Odd. I ended up with “Libertarian”. I’ve always been more of the traditional solidly-republican-with-with-Reagan’s-picture-on-the-mantle conservative, at least voting-wise.
Something to think about, I guess.
We did. There’s a difference between “not exactly right” and “not remotely right”, which was the case for some of those questions.
I had to give up on the quiz because I kept disagreeing with both alternative answers to questions.
In the New Utopia of extreme centrism, there will be no need for jive-ass polls.
I did an experiment and changed all the questions I was on the fence about but had answered the stock “liberal” answer to instead be the stock “conservative” answer. Around 4 answers were changed toward the red, yet it still showed me as a “Post-modern”.
Then, I answered my original answers and only changed my self-avowed political affiliation from “independent leaning dem” to “strong republican”. And now I am a “Main Street Republican”.
So according to Pew, one’s actual views don’t matter too much, it’s mainly what you think your views are. My hypothetical Main Street Republican was much more liberal in actuality than my hypothetical Post Modern!
I like the way that I am a Libertarian, unless I don’t have enough money to make ends meet. Then I am merely disaffected.
I got Solid Liberal unless I don’t have enough money to make ends meet. Then I am also disaffected. I characterize myself as independent, maybe slightly left leaning.
One way in which I think the poll could have been improved was with a strongly agree to strongly disagree continuum. The candidates and political parties people support are not the ones who align with your overall views on everything. They are the ones who share the same viewpoint on issues that are fiercely important to you.
If I identify myself as a Democrat (as I mostly vote that way), I get Solid Liberal. If I identify myself as Independent leaning Democrat (as I technically don’t vote for parties), I become a New Coalition Democrat. And if I say I am a Republican (as I still officially am), I become Disaffected, which makes sense, since my beliefs don’t match my party affiliation.
Also, on the race questions, I split the difference. I went with saying both “Racial discrimination is the main reason why many black people can’t get ahead these days” and “Our country has made the changes needed to give blacks equal rights with whites.” My rationale of picking that split is that I definitely did not agree with the alternate choice of the first one, and I think we are closer to being finished than not for the second one.

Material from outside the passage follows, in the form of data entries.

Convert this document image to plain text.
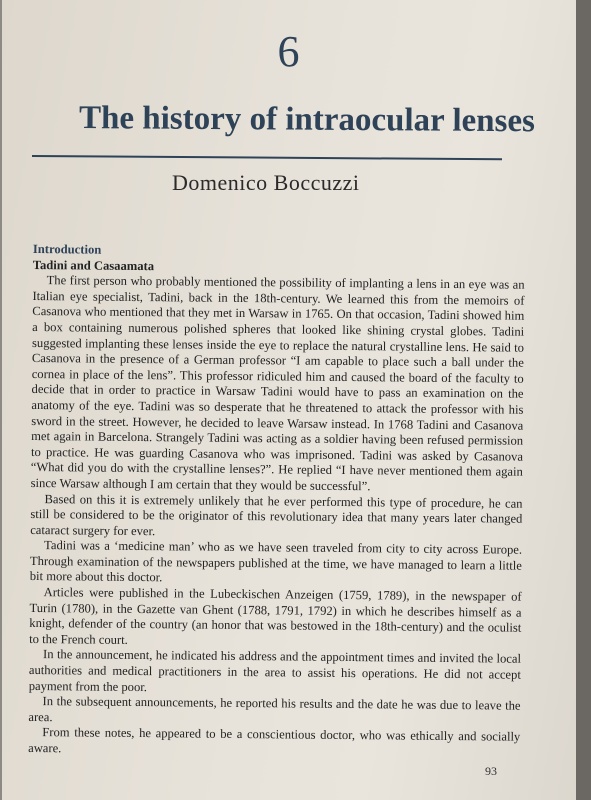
6
The history of intraocular lenses
Domenico Boccuzzi
Introduction
Tadini and Casaamata

The first person who probably mentioned the possibility of implanting a lens in an eye was an Italian eye specialist, Tadini, back in the 18th-century. We learned this from the memoirs of Casanova who mentioned that they met in Warsaw in 1765. On that occasion, Tadini showed him a box containing numerous polished spheres that looked like shining crystal globes. Tadini suggested implanting these lenses inside the eye to replace the natural crystalline lens. He said to Casanova in the presence of a German professor “I am capable to place such a ball under the cornea in place of the lens”. This professor ridiculed him and caused the board of the faculty to decide that in order to practice in Warsaw Tadini would have to pass an examination on the anatomy of the eye. Tadini was so desperate that he threatened to attack the professor with his sword in the street. However, he decided to leave Warsaw instead. In 1768 Tadini and Casanova met again in Barcelona. Strangely Tadini was acting as a soldier having been refused permission to practice. He was guarding Casanova who was imprisoned. Tadini was asked by Casanova “What did you do with the crystalline lenses?”. He replied “I have never mentioned them again since Warsaw although I am certain that they would be successful”.

Based on this it is extremely unlikely that he ever performed this type of procedure, he can still be considered to be the originator of this revolutionary idea that many years later changed cataract surgery for ever.

Tadini was a ‘medicine man’ who as we have seen traveled from city to city across Europe. Through examination of the newspapers published at the time, we have managed to learn a little bit more about this doctor.

Articles were published in the Lubeckischen Anzeigen (1759, 1789), in the newspaper of Turin (1780), in the Gazette van Ghent (1788, 1791, 1792) in which he describes himself as a knight, defender of the country (an honor that was bestowed in the 18th-century) and the oculist to the French court.

In the announcement, he indicated his address and the appointment times and invited the local authorities and medical practitioners in the area to assist his operations. He did not accept payment from the poor.

In the subsequent announcements, he reported his results and the date he was due to leave the area.

From these notes, he appeared to be a conscientious doctor, who was ethically and socially aware.

93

I’ve had to deal with polls not giving good answers for a long time, and I generally have an idea of how they work. There are almost always at least two versions of the same question.
Indeed, I found myself choosing which statement was the least wrong, and ended up a Post-Modern as well.

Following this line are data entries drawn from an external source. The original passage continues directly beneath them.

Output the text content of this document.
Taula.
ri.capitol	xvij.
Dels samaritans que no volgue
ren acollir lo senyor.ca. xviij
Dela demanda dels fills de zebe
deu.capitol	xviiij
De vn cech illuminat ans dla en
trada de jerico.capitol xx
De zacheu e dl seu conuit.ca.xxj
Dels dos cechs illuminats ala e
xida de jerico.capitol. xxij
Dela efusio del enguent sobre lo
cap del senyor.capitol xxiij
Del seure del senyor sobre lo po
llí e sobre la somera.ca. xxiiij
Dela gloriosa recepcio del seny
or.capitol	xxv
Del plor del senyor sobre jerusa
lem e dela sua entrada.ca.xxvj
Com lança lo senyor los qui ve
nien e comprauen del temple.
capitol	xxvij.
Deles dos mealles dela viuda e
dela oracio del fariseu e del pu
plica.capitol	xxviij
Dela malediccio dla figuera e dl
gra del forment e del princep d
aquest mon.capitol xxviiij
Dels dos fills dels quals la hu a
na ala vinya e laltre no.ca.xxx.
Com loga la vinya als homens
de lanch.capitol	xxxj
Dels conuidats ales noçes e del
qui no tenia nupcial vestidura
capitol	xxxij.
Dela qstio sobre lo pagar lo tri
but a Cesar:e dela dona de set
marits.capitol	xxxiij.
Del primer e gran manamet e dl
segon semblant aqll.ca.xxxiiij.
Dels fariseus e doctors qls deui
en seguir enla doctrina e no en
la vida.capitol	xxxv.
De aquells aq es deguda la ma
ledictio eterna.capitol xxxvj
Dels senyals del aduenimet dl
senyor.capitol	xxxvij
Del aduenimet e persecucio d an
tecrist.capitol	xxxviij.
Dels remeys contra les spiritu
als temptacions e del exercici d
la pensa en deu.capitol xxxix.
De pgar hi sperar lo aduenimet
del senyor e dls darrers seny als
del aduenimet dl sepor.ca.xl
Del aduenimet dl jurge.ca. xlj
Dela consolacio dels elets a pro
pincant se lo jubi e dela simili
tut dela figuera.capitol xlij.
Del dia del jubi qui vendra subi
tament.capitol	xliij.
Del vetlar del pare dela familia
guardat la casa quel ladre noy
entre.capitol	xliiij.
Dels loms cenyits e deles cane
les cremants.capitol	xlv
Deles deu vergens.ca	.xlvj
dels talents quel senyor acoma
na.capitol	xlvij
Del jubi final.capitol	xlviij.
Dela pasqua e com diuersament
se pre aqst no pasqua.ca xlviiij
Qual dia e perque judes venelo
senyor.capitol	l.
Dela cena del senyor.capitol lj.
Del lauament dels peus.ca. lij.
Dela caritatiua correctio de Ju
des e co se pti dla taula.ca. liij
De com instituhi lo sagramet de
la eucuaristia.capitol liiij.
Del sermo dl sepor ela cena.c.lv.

This reminds me of the Canadian party quiz where it said I was socially conservative because of my stance on immigration, even though I answered strongly liberal on practically every other social issue.

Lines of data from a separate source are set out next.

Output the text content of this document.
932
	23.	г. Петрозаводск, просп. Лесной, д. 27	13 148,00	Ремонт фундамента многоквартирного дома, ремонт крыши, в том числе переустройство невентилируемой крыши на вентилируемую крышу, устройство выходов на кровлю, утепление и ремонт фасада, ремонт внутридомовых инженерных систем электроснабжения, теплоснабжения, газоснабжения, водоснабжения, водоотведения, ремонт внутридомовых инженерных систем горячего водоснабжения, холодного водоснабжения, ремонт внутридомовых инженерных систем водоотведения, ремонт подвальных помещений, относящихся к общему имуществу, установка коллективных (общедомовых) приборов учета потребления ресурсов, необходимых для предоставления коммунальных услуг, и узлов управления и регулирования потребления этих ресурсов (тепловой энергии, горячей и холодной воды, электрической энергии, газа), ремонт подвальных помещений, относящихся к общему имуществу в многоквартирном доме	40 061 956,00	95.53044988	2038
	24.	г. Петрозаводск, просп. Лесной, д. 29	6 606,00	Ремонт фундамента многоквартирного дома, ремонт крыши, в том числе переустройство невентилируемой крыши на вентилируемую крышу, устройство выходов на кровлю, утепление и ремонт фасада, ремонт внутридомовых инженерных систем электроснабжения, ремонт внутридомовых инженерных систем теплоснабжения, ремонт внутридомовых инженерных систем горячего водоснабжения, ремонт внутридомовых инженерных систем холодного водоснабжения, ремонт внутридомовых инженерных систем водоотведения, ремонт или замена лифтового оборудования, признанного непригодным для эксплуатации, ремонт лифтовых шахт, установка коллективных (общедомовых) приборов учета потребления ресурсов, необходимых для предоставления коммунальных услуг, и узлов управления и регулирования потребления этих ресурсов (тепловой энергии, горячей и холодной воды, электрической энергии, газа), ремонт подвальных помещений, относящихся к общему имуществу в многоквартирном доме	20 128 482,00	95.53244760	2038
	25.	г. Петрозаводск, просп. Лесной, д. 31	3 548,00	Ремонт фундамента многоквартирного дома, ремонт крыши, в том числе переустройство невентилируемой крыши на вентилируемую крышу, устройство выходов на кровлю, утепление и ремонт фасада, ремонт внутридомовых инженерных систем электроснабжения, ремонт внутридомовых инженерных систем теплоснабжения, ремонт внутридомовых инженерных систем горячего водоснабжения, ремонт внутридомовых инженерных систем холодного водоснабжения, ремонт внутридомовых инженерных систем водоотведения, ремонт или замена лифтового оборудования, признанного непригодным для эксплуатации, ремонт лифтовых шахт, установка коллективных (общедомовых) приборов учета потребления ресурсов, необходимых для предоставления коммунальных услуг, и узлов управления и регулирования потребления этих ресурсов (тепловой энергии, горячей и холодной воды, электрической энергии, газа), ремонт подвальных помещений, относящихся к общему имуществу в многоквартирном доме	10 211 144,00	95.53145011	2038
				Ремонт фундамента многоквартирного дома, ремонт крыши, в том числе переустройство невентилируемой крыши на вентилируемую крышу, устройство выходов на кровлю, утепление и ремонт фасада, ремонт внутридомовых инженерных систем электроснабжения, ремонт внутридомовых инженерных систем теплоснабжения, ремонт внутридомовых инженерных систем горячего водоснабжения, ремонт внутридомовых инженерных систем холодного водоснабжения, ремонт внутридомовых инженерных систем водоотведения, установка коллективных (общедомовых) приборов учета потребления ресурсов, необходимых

this Solid Liberal had the same reaction.
Why would my economic situation determine my political leanings?
If you have money, you skew republican?
I must be really slow. I’ve been reading this thread with incomprehension, before the truth finally dawned on me.
You people think that the silly internet quiz you’re been responding to was the actual survey.
It never occurred to me that anybody could believe this. That’s like thinking that clicking on an ad to take an internet survey on intelligence is the same as going through an hours-long IQ exam.
It’s not true. If any of you had clicked over and read anything at the actual site, you’d have known it wasn’t true.
Here’s the complete survey.
For good measure, here’s a lengthy discussion of questionnaire design, including question wording and pretesting.
All the stuff you’ve written here is based on a game to draw traffic to their site. And you took it seriously. You actually thought that the real world was based on something that simplistic, and you criticized it without ever checking a single fact for yourself. All the links I have are sitting on the main page of the survey report that I linked to and that L. G. Butts, Ph.D. gave in the first line of the OP. They sit above the link to the quiz. Anybody could have found them. But not you.
Do us all a favor in 2012. Be a Bystander. Don’t vote.